30ème séance de l’académie des vins anciens au restaurant Macéovendredi, 18 mai 2018

La 30ème séance de l’académie des vins anciens se tient comme à l’accoutumée au restaurant Macéo. Nous sommes 41 présents répartis en quatre tables et les vins, annoncés officiellement pour 63 seront en fait autour de 70 du fait de générosités de dernière minute. Il est inutile de dire que nous ne manquerons pas de quoi boire.
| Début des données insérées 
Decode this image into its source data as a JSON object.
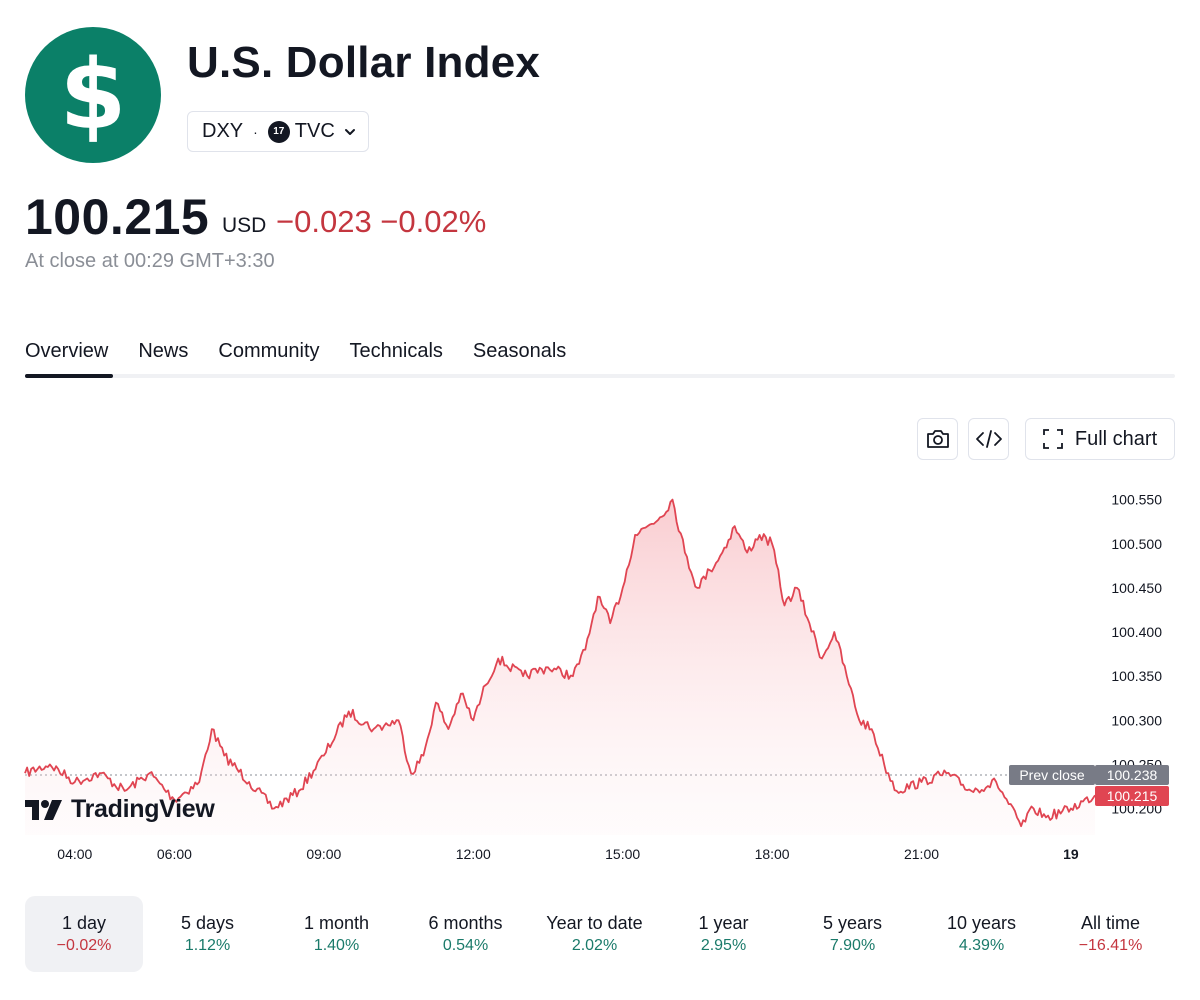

J’arrive avant 16 heures au restaurant avec Béatrice qui va m’aider tout au long de la soirée. Je vais ouvrir les bouteilles et progressivement je suis rejoint par quatre amis qui viennent à la fois m’aider mais aussi soutenir le moral de l’ouvreur (et le leur) avec quelques flacons non au programme. Ainsi le premier arrivé ouvre un magnum de Krug Grande Cuvée à étiquette crème ce qui indique qu’il a plus de trente ans. Il a apporté ce magnum au niveau bas mais nous savons que cela ne gêne pas sa qualité, ce qui est le cas. Si nous commençons à boire dès 16 heures, comment serons-nous en fin de soirée ? Le Krug est tellement bon, avec une patine de vieux champagne particulièrement gourmande ! Pendant ce temps j’ouvre les vins, aidé de mes amis que j’aide dès qu’apparaît une situation qui semble inextricable. Un ami ouvre un Bourgogne Aligoté 1957 excellent de fraîcheur et d’énergie, que nous trouvons tellement bon que nous l’ajouterons au programme du groupe 1 auquel nous sommes trois sur quatre rattachés. Un autre apport est un Seyssel mousseux de l’Ain, gentil pétillant fort agréable car sans prétention. Mais nous travaillons quand même ! Il se trouve que j’avais diffusé aux inscrits à l’académie la liste des millésimes qui seraient présents à la 30ème séance. Le plus vieux est 1929 et un des amis présents qui a apporté l’un des deux 1929 m’avait demandé en forme de challenge : vas-tu apporter plus vieux ? Comme pour me titiller un peu plus, il a apporté pour la séance d’ouverture une bouteille sans étiquette, sans capsule, avec un bouchon qui dépasse et qui est ficelé d’une ficelle très fine qui n’aurait jamais pu convenir à un champagne. A travers le verre on voit un liquide beige foncé trouble. L’ami ne sait pas de quoi il s’agit et pense à un vin du début du 20ème siècle, sans pouvoir deviner sa couleur. J’ouvre la bouteille, je sens et je m’écrie : « mais c’est un cidre ». Le parfum est sans équivoque. Nous buvons ce Cidre vers 1910 qui a une acidité bien contrôlée, un joli goût de pomme écrasée et se boit bien. Quelle belle surprise ! Mon ami me challenge avec un vin plus vieux que 1929. Il ne savait pas que j’avais apporté pour les ouvreurs l’arme secrète, que j’ai décidé de ne servir que lorsque tous les autres vins seraient ouverts : le reste de la bouteille de Malaga 1872 ouverte il y a deux jours. Nous nous recueillons car ce vin riche est d’une essence divine. Café, épices, tabac, chocolat, sont exposés avec une longueur infinie.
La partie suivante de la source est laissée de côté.